Bactericidal activity in whole blood as a potential surrogate marker of immunity after vaccination against tuberculosis.

Abstract

The development of new tuberculosis (TB) vaccines will require the identification of correlates of human protection. This study examined the balance between immunity and virulence in a whole blood infection model in which intracellular mycobacterial survival was measured using BACTEC. In the blood of tuberculin-negative donors, counts of Mycobacterium tuberculosis H(37)Ra organisms fell by 0.14 log(10) CFU during 96 h of whole blood culture, whereas counts of Mycobacterium bovis BCG, M. tuberculosis H(37)Rv, and a clinical TB isolate's organisms increased by 0.13, 0.43, and 1.04 log(10) CFU, respectively (P < 0.001), consistent with their relative virulence.

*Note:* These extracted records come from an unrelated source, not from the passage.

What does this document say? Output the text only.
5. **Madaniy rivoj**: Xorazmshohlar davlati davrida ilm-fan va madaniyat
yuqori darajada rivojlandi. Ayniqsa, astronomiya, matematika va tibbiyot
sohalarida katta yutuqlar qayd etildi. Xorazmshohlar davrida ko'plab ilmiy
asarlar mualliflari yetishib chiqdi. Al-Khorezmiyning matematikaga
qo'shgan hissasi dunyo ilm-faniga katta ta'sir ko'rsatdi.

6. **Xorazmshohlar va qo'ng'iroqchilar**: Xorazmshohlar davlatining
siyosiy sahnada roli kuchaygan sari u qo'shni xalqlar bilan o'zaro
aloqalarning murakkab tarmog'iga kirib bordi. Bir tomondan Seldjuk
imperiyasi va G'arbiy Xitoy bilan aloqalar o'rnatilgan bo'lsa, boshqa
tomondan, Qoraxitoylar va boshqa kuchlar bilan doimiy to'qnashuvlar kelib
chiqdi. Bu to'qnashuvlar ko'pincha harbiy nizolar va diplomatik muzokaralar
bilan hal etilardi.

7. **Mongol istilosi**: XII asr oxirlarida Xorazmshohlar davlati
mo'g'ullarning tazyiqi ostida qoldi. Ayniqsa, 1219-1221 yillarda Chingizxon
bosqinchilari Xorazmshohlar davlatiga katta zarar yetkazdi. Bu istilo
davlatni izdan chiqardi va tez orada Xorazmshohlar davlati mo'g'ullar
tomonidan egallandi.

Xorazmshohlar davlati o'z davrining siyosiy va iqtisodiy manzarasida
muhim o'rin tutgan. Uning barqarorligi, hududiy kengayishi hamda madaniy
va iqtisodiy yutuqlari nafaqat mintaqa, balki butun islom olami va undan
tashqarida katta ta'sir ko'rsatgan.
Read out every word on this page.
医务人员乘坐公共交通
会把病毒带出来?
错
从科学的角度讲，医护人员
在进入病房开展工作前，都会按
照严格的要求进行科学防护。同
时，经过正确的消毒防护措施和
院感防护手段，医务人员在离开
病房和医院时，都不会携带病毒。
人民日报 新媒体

Inhibition of tumor necrosis factor alpha by the addition of methylprednisolone or pentoxifylline or removal of CD4(+) or CD8(+) T cells by magnetic beads had deleterious effects on immune control of intracellular growth only in the blood of tuberculin-positive donors. Repeated vaccination of eight tuberculin-negative volunteers with M. bovis BCG resulted in a 0.3 log (50%) reduction in BCG CFU counts in the model compared to baseline values (P < 0.05). Three of the volunteers responded only after the second vaccination. These experiments indicate that whole blood culture may be used to measure immunity to M. tuberculosis and that further studies of repeated BCG vaccination are warranted.